In 2001, in the Mahala rural hromada (rural community) created in 2020, and which included not only the Romanian-speaking villages Mahala, Ostrytsia, Buda, and Prut, and also the overwhelmingly Ukrainian village of Ridkivtsi, with a population of 10,946, 4,467 of the inhabitants (40.81%, or 4,467 people) spoke Ukrainian as their native language, while 6,346 (57.98%, or 6,346) spoke Romanian (including 36.1%, or 3,592, who called it "Moldovan", and 25.16%, or 2,754, who called it Romanian), and 121 (1.11% or 121) spoke Russian. Ostrytsia village of the same commune had 2,368 inhabitants in 2001; out of them, 1.44% spoke Ukrainian and 98.27% spoke Romanian (38.22% called it Moldovan and 60.05% called it Romanian) and 0.25% Russian.

According to the 2001 Ukrainian census, out of 32,104 inhabitants of the Novoselytsia urban hromada, 17,697 were Romanian-speaking (55.12%), out of which 16,563 called their native language Moldovan (51.59%) and 1,134 (3.53%) called it Romanian.
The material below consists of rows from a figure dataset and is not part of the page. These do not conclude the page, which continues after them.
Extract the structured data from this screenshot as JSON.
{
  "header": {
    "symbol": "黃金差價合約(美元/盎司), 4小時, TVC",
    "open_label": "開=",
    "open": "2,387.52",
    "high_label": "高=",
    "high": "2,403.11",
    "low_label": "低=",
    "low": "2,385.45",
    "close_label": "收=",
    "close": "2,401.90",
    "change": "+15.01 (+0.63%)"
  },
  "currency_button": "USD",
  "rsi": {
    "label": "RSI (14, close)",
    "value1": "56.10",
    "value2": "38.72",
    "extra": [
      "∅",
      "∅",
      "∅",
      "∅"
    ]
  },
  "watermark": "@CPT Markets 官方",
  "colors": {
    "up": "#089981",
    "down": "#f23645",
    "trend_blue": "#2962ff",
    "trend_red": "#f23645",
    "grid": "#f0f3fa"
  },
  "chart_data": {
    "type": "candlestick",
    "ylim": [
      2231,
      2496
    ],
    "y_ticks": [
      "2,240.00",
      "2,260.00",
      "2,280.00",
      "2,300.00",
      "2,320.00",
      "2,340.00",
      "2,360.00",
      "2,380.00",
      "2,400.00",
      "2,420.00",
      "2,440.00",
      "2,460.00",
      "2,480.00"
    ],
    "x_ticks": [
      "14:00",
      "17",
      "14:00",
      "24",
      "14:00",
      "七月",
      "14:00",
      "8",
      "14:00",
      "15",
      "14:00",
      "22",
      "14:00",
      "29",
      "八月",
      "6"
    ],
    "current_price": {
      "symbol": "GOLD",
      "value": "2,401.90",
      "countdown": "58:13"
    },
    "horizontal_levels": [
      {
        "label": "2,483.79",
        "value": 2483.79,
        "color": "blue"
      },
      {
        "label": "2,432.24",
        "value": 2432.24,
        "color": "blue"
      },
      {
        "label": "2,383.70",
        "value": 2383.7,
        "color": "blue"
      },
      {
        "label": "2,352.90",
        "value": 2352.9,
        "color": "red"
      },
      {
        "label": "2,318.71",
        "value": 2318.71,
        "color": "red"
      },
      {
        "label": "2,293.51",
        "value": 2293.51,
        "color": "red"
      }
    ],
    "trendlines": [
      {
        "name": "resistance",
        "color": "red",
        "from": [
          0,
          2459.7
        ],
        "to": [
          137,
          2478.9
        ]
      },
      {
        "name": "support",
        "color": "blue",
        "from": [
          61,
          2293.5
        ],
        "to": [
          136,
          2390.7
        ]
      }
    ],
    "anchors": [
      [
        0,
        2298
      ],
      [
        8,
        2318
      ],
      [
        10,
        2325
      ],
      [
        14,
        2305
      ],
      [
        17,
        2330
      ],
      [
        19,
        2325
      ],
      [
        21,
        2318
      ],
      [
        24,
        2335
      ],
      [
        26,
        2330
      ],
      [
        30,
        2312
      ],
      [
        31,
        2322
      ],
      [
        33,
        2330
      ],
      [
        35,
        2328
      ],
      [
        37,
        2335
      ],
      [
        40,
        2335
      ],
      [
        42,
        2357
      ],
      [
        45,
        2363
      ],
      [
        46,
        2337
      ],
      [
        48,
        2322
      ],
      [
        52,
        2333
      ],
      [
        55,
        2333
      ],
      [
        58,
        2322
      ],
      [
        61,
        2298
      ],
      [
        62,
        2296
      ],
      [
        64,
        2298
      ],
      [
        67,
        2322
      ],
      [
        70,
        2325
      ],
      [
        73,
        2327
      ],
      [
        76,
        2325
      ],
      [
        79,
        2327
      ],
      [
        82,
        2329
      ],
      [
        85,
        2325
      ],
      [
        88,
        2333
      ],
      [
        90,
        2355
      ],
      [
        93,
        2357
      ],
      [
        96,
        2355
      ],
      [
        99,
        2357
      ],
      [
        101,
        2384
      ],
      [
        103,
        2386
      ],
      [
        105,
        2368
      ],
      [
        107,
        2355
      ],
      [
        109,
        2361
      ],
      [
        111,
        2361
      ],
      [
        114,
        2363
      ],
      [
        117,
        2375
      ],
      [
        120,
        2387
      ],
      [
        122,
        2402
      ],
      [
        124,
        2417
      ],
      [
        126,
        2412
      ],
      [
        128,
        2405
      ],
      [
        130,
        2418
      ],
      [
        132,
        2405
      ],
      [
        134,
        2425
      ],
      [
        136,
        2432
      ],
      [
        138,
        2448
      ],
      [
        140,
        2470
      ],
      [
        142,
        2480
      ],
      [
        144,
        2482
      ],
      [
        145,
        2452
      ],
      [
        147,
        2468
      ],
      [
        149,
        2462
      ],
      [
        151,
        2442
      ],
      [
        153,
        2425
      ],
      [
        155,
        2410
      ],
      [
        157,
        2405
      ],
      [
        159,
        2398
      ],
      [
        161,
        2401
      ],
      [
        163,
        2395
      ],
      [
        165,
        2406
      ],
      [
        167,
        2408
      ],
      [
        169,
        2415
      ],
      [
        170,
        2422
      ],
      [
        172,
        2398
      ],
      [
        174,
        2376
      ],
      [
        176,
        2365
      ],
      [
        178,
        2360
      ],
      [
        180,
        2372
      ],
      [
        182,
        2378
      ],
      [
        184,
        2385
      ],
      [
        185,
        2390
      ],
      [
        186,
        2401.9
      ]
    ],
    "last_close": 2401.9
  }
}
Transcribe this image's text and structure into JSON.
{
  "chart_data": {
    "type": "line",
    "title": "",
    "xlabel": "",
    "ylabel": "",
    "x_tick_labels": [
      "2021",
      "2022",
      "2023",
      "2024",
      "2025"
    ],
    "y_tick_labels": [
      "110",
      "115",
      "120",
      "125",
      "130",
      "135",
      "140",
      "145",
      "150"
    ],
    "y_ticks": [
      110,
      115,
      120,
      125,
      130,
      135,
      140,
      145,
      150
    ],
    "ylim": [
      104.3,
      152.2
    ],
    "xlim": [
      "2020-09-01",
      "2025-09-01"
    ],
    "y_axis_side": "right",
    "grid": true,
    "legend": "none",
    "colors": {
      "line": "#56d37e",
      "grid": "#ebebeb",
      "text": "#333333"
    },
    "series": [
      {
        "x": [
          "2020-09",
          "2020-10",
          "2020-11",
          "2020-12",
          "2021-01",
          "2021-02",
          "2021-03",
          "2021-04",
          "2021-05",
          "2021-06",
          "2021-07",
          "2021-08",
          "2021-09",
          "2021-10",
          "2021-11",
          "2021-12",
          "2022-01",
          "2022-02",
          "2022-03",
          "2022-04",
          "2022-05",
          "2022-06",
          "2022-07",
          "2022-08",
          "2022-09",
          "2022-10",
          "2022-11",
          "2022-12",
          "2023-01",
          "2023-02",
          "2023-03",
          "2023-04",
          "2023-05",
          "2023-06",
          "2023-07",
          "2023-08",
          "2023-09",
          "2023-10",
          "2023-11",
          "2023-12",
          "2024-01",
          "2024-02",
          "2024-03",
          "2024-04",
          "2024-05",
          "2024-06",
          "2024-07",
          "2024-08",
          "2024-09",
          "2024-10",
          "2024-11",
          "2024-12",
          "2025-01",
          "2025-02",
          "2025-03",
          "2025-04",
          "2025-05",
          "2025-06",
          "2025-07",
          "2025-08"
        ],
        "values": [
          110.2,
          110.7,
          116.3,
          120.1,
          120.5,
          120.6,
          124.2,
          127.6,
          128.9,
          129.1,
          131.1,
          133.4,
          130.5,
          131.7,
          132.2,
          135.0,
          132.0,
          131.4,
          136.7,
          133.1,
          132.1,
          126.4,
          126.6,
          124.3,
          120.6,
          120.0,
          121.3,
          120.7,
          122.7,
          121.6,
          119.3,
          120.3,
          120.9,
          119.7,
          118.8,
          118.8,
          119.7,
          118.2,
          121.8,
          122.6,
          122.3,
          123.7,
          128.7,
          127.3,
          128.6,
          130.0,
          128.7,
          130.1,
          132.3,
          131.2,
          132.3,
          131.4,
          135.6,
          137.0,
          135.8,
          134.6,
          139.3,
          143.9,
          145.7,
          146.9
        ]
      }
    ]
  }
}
Moreover, 13,338 inhabitants spoke Ukrainian (41.55%) and 1,015 spoke Russian (3.16%).

In 2001, in the Vanchykovetska rural hromada (rural community) created in 2020, with a population of 16,538, 2,093 of the inhabitants (12.66%) spoke Ukrainian as their native language, while 14,292 people (86.42%) spoke Romanian (including 80.49%, or 13,312, who called it Moldovan" and 5.93%, or 980, who called it Romanian), and 133 (0.8%) spoke Russian. Therefore, four of the six hromadas included in the former raion were mostly Romanian-speaking.